The real issue is the UK no longer supports that kind of mixed shipbuilding model.
No other country supports that type of shipbuilding model. Naval Group isn’t going to start building ferries at Lorient when they finish with the last FDI. Fincantieri won’t start building OSVs at Riva Trigoso if their order book were to run out.
Why would any commercial company buy a vessel from a shipyard that’s never built a ferry/OSV?
Ridiculous and totally avoidable, as per the NSS we should have a fully funded committed shipbuilding plan that refreshes the fleet every 25 yrs. this equates to 1 submarine every 18 months on a proposed fleet of 17 (5 SSBN + 12 SSN), 1 complex warship (25), 1 OPV/small vessels (25), 0.5 large vessel / RFA (12) + 8 unmanned systems (all types) per annum (100)
This is hardly fantasy fleets stuff, its the minimum realistic volume of manned assets for an island nation with a proper regional blue water navy (79 + 2 carriers = 81)
Reversing the manpower cuts is going to be a challenge, but this is over 25 yrs so time to do it.
The total lack of a clear committed plan is part of the problem with defence, HMT just don’t get defence inflation & the MOD don’t get project management
This situation is totally avoidable
It’s all very well building these and more but we also need a Government that can get Onboard and give defence some serious direction for the future.
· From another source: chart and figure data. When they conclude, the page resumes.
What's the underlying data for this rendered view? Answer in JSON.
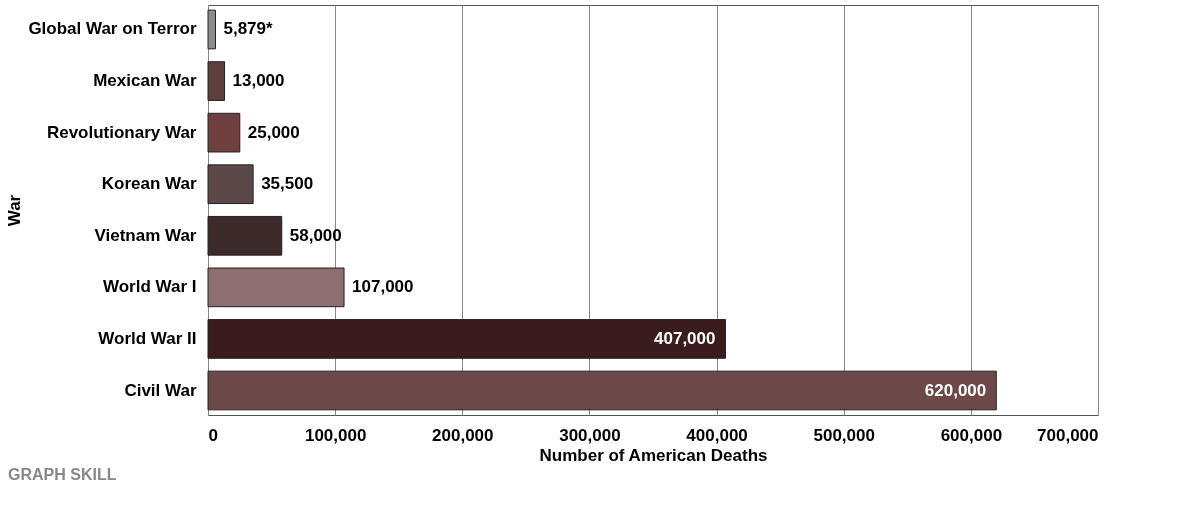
{
  "chart_data": {
    "type": "bar",
    "orientation": "horizontal",
    "categories": [
      "Global War on Terror",
      "Mexican War",
      "Revolutionary War",
      "Korean War",
      "Vietnam War",
      "World War I",
      "World War II",
      "Civil War"
    ],
    "values": [
      5879,
      13000,
      25000,
      35500,
      58000,
      107000,
      407000,
      620000
    ],
    "value_labels": [
      "5,879*",
      "13,000",
      "25,000",
      "35,500",
      "58,000",
      "107,000",
      "407,000",
      "620,000"
    ],
    "colors": [
      "#8c8c8c",
      "#5e3d3d",
      "#6e4040",
      "#5c4848",
      "#3d2b2b",
      "#8e6e6e",
      "#3b1c1c",
      "#6c4848"
    ],
    "xlim": [
      0,
      700000
    ],
    "xticks": [
      0,
      {
        "value": 100000,
        "label": "100,000"
      },
      {
        "value": 200000,
        "label": "200,000"
      },
      {
        "value": 300000,
        "label": "300,000"
      },
      {
        "value": 400000,
        "label": "400,000"
      },
      {
        "value": 500000,
        "label": "500,000"
      },
      {
        "value": 600000,
        "label": "600,000"
      },
      {
        "value": 700000,
        "label": "700,000"
      }
    ],
    "xlabel": "Number of American Deaths",
    "ylabel": "War",
    "grid": "x",
    "annotations": [
      "GRAPH SKILL"
    ]
  }
}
Not just ships but people to crew them.
It’s staggeringly obvious that we have way too few of either.
And sort out the RFA pay ffs.
Two Tides, tied up at Portland again today, Portland must be raking it in.
(fun trip was had on “Trump” the 1200 earlier, the Jurassic coast Is a bikers dream… apart from the Scamera Vans.)
Time the uk orders another 5, we don’t have the warships now to escort the carriers, never mind other work the navy needs to carry out
European defense (uk included) is in a coma. Soon it will be the funeral.
How do you figure that? Defence spending is going up across the continent, hardware and consumable procurement is expanding across pretty much everything.
You wouldn’t think it would be difficult for a government to prioritise something as important as Defence of the Realm over something so trivial as breakfast clubs but here we are. I refuse to take anyone in the Labour Party seriously until threy grow up and start doing the essential work of running a state.